But, like crack, powerlifting is also addictive and dangerous. While powerlifters can do three things--the squat, deadlift, and bench press--very well, training for just these three lifts creates wear and tear on the supporting musculature that can leave the lifter physically weaker in many ways. At one point, Dave Tate was benching 610 pounds but couldn't military-press 55 pounds 10 times--a challenge any intermediate lifter could handle easily. (Watching me do pullups before one of our workouts, one powerlifter remarked to another, "Remember when we used to be able to do that?")

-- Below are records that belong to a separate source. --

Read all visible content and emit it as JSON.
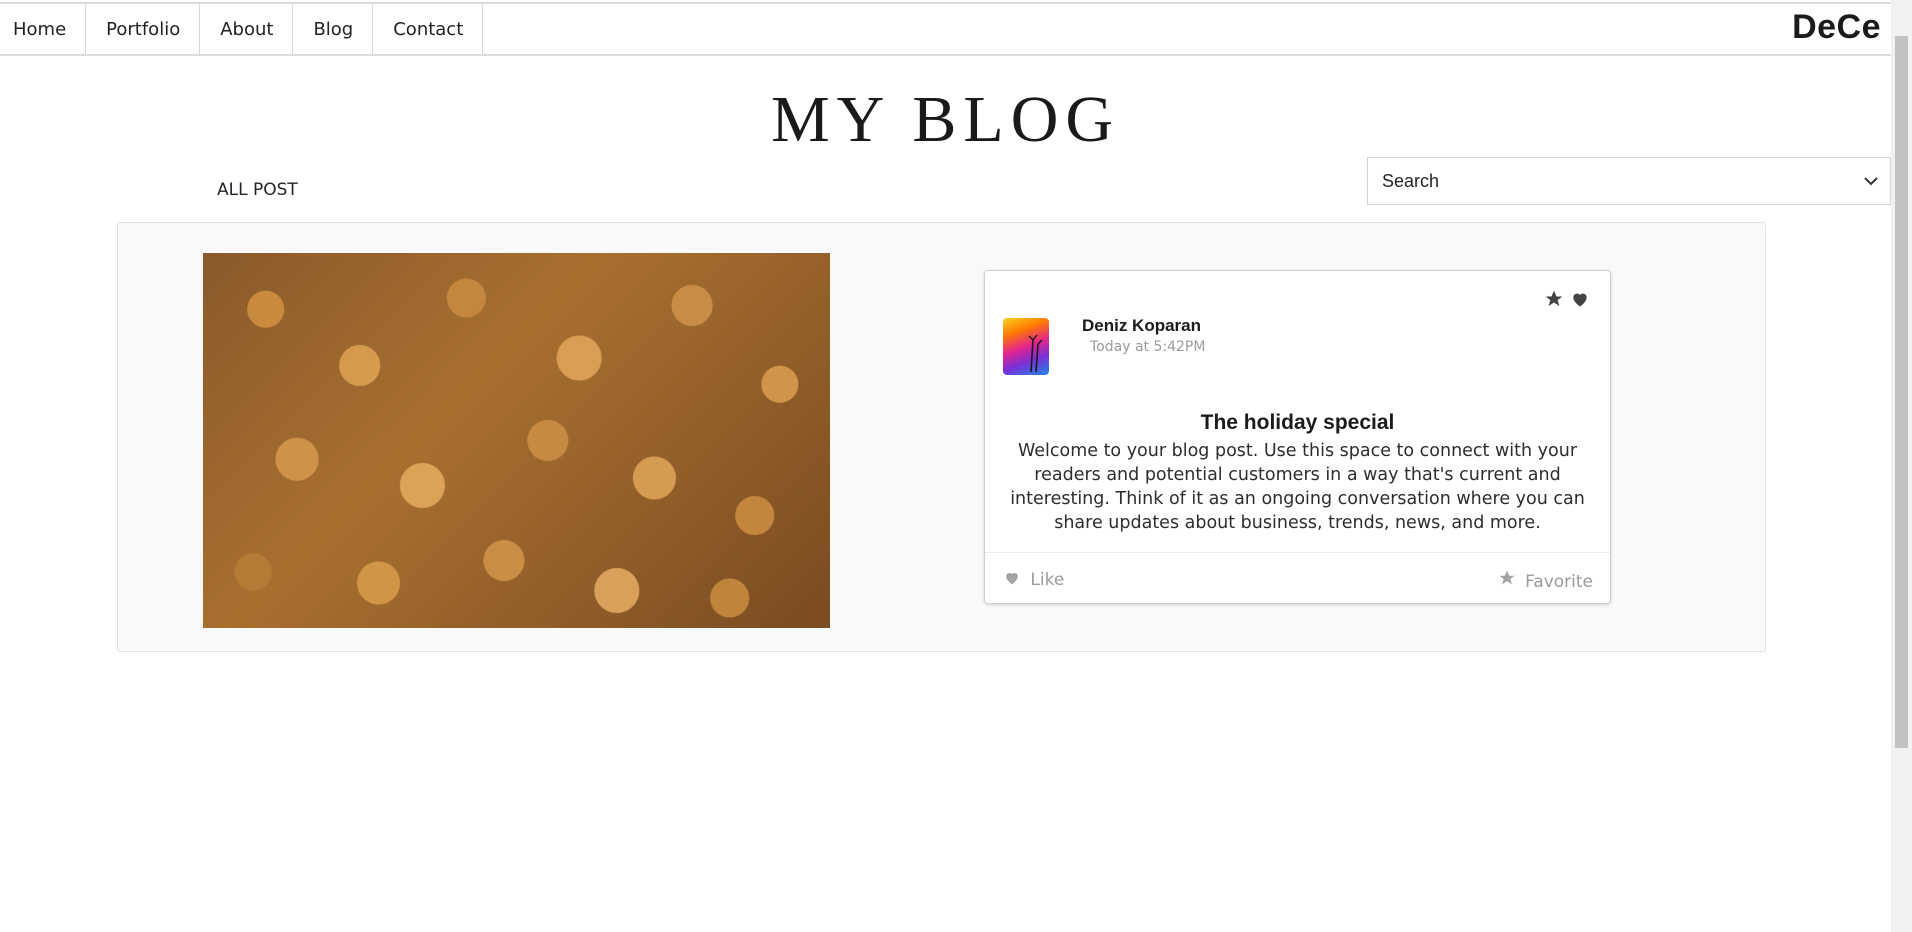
{
  "nav": {
    "items": [
      "Home",
      "Portfolio",
      "About",
      "Blog",
      "Contact"
    ],
    "brand": "DeCe"
  },
  "page": {
    "title": "MY BLOG",
    "filter_label": "ALL POST",
    "search": {
      "value": "Search"
    }
  },
  "post": {
    "image_subject": "walnuts photo",
    "author": "Deniz Koparan",
    "timestamp": "Today at 5:42PM",
    "title": "The holiday special",
    "body": "Welcome to your blog post. Use this space to connect with your readers and potential customers in a way that's current and interesting. Think of it as an ongoing conversation where you can share updates about business, trends, news, and more.",
    "like_label": "Like",
    "favorite_label": "Favorite",
    "icons": {
      "star": "star-icon",
      "heart": "heart-icon"
    }
  }
}
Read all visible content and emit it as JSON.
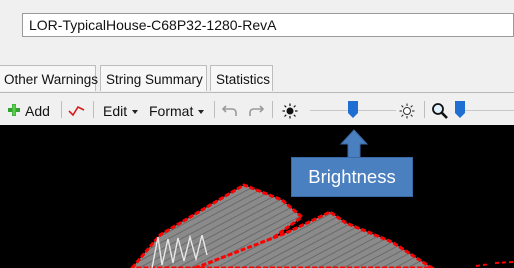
{
  "project": {
    "name": "LOR-TypicalHouse-C68P32-1280-RevA"
  },
  "tabs": [
    {
      "label": "Other Warnings"
    },
    {
      "label": "String Summary"
    },
    {
      "label": "Statistics"
    }
  ],
  "toolbar": {
    "add_label": "Add",
    "edit_label": "Edit",
    "format_label": "Format",
    "icons": {
      "add": "green-plus-icon",
      "line": "red-line-icon",
      "undo": "undo-icon",
      "redo": "redo-icon",
      "brightness_low": "sun-dark-icon",
      "brightness_high": "sun-light-icon",
      "zoom": "magnifier-icon"
    },
    "brightness_level": 0.5,
    "zoom_level": 0.08
  },
  "callout": {
    "text": "Brightness",
    "color": "#4a7fc0"
  },
  "colors": {
    "accent": "#1e6fd1",
    "outline": "#ff0000",
    "roof": "#8a8a8a",
    "canvas": "#000000"
  }
}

So if you want to integrate powerlifting into your workout program, it's best to make it only one facet of your fitness regimen. Working the ancillary, supportive muscles and joints--particularly the shoulders, upper and lower back, and abs--with lighter weights or body-weight exercises will protect you from injury and give you a more balanced physique. That said, here are four staples of powerlifting that can work for any lifter.
1. Measure your strength.
The amount of weight you can lift once, or absolute
strength, is the powerlifter's measuring stick of
progress. It's also a great way to get a hernia. There
are better ways to ensure improvement. "Anything less
than a 10-rep max, and especially less than your
five-rep-max, can serve as an equally accurate measuring
tool," says Mark Peterson, C.S.C.S., an exercise and
sport scientist at Arizona State University. Measure
your five-rep max (on any exercise you want) the next
time you go to the gym, then measure again after a
month. If it's increased, you're improving. Body
composition and waist measurements are also useful
guides. But if you still want to know your maximum,
measure your five-, four-, and three-rep-maximums. Then
approximate for two and one accordingly.
2. Make a hormone.
"Few exercises compare with a squat, deadlift, or bench
press in terms of the amount of musculature involved,"
Peterson says. (The squat alone calls 256 different
muscles into play.) The more total muscle you stress
during a workout, the more growth hormone your body
releases--which translates into greater overall muscle
growth.
3. Work as a team.
Powerlifters drive each other to improve through
encouragement and competition. "The adrenaline release
enhances performance," says Peterson. And you don't have
to slap your workout partner upside the head to benefit
from this physiological response. Simply lifting near
other people can help you lift more weight or squeeze
out more repetitions, Peterson says.
4. Move quickly.
Speed training--moving light weights as quickly as
possible--teaches the muscles to transfer strength into
power. While powerlifters alternate days that focus on
speed with days that build strength, Peterson suggests
dedicating a phase of your training (1 to 4 weeks) to
speed workouts. You don't need much more than your own
body weight: Try box jumps and lightly weighted squats
for your legs; medicine-ball throws and plyometric
pushups for your upper body. When you return to heavy
lifting, you'll magically be more powerful.